The country's largest construction company Fletcher Building's been knocked off its top spot on the New Zealand Stock Exchange as its share price continues to plummet.
More than $800 million has been wiped off its value since Wednesday when the firm issued a shock profit warning.
It fell 98 cents to $6.92 on Wednesday, and when the sharemarket had closed on Thursday shares dropped a further 25 cents to $6.67.
Fletcher Building is now the country's second largest listed firm behind Telecom.
Further delays to the Christchurch rebuild and a lacklustre Australasian housing market forced the firm to cut its 2012 half year profit forecast by 10% to about $149 million.
At least one analyst has cut his full year 2012 profit forecast by 15% to $385 million in response, but maintains a buy recommendation on the share.
Forsyth Barr's Rob Mercer says the market's putting too much emphasis on near term earnings and the share price is good value under $8.00.

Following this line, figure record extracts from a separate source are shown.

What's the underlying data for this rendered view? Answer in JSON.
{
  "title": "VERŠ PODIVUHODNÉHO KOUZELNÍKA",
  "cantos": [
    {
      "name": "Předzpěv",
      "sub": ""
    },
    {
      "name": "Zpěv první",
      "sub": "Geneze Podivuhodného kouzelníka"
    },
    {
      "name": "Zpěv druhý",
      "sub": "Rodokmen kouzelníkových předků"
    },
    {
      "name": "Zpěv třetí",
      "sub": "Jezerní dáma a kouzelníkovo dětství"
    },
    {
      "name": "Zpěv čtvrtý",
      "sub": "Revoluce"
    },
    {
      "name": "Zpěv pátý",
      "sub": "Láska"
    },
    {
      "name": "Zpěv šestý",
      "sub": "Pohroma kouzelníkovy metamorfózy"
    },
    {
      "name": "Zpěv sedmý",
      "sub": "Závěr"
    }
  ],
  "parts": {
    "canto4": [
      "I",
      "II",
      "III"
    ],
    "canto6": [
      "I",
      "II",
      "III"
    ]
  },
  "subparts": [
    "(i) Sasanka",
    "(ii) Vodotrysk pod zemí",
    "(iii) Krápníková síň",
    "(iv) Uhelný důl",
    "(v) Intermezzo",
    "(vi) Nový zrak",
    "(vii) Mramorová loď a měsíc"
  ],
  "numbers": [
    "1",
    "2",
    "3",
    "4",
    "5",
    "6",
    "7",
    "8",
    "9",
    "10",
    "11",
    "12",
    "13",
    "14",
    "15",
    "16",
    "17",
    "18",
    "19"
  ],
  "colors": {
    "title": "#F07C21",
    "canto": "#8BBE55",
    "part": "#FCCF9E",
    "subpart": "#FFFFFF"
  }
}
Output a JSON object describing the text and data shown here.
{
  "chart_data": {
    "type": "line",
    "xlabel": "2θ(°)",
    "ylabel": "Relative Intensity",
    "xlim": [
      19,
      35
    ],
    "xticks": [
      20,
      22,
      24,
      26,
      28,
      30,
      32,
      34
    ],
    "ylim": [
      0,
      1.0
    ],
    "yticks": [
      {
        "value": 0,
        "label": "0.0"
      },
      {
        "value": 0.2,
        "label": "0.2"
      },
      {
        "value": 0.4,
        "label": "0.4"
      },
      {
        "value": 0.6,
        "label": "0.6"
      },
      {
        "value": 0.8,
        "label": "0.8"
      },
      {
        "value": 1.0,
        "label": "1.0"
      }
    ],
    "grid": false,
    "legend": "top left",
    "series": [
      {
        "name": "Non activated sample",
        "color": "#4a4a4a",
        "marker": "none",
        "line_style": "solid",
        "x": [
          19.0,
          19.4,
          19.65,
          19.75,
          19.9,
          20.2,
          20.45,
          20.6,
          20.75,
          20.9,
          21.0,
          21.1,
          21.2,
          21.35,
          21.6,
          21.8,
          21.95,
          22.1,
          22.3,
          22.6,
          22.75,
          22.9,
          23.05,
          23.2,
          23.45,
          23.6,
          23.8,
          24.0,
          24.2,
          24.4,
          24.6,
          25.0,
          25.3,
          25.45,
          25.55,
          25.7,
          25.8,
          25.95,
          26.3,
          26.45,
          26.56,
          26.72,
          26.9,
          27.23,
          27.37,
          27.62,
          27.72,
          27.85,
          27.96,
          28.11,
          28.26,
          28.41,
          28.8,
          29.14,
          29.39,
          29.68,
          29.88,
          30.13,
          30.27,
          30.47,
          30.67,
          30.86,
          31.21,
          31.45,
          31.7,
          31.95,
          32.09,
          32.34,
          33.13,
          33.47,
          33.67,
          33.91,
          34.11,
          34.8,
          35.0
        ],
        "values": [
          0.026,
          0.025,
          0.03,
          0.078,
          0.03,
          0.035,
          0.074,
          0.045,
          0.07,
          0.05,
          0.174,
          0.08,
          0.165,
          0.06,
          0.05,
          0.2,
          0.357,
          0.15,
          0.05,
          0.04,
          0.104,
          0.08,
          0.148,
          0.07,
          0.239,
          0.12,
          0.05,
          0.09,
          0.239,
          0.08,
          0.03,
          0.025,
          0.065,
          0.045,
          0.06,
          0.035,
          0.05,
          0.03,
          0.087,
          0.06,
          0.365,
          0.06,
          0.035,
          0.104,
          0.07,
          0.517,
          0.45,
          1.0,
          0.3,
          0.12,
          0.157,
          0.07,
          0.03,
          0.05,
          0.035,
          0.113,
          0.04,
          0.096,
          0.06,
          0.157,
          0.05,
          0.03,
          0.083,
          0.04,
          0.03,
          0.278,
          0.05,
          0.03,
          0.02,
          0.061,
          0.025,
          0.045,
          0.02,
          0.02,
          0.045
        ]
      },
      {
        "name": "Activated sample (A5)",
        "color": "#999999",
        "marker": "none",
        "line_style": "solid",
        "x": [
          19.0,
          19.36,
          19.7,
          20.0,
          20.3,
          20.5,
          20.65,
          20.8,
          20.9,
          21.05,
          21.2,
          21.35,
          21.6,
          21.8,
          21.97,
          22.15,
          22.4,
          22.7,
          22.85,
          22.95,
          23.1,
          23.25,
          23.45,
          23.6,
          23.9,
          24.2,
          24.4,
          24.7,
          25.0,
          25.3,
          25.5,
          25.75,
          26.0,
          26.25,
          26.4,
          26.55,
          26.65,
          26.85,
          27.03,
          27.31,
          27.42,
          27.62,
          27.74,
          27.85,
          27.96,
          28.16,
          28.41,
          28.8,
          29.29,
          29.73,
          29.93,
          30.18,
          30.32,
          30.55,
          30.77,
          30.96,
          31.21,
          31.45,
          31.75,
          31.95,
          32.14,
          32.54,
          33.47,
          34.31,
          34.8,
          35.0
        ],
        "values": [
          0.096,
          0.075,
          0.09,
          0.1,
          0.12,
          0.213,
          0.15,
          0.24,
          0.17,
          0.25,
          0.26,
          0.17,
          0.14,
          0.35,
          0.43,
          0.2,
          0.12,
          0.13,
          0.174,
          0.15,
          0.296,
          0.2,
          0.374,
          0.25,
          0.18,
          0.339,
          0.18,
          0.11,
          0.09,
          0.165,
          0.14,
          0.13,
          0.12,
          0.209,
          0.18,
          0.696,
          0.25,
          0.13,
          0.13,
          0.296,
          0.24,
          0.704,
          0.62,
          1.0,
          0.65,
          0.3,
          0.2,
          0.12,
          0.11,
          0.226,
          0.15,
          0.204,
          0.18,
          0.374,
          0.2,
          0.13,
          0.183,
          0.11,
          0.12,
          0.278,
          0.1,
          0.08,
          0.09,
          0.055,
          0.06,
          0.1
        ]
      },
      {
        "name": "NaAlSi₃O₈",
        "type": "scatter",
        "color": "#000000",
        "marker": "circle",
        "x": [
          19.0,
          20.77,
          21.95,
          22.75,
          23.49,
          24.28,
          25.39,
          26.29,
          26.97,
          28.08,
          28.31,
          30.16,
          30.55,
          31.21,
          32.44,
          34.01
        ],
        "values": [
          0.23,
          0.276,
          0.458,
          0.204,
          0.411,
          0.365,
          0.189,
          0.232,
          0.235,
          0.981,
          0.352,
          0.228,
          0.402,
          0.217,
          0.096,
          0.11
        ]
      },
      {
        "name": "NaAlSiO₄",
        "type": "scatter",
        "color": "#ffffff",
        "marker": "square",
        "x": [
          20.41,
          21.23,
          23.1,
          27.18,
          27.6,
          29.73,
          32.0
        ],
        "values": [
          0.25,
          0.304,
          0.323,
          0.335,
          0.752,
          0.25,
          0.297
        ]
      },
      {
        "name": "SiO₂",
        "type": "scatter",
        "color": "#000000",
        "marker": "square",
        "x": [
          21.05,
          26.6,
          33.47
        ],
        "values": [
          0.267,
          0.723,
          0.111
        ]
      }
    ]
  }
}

But Morningstar Research senior equities analyst Nachi Moghe says the company's shares are unlikely to rebound quickly until there's clear evidence the housing market is picking up.
Maquarie investment advisor Brad Gordon says the current share price is fair, based on the downgrade.
He says investors have some reasonably genuine concerns that Fletcher Building may have known about the downgrade earlier than when they first came out with it.
Mr Gordon says looking forward two to three years Fletcher Building is good buying at these levels.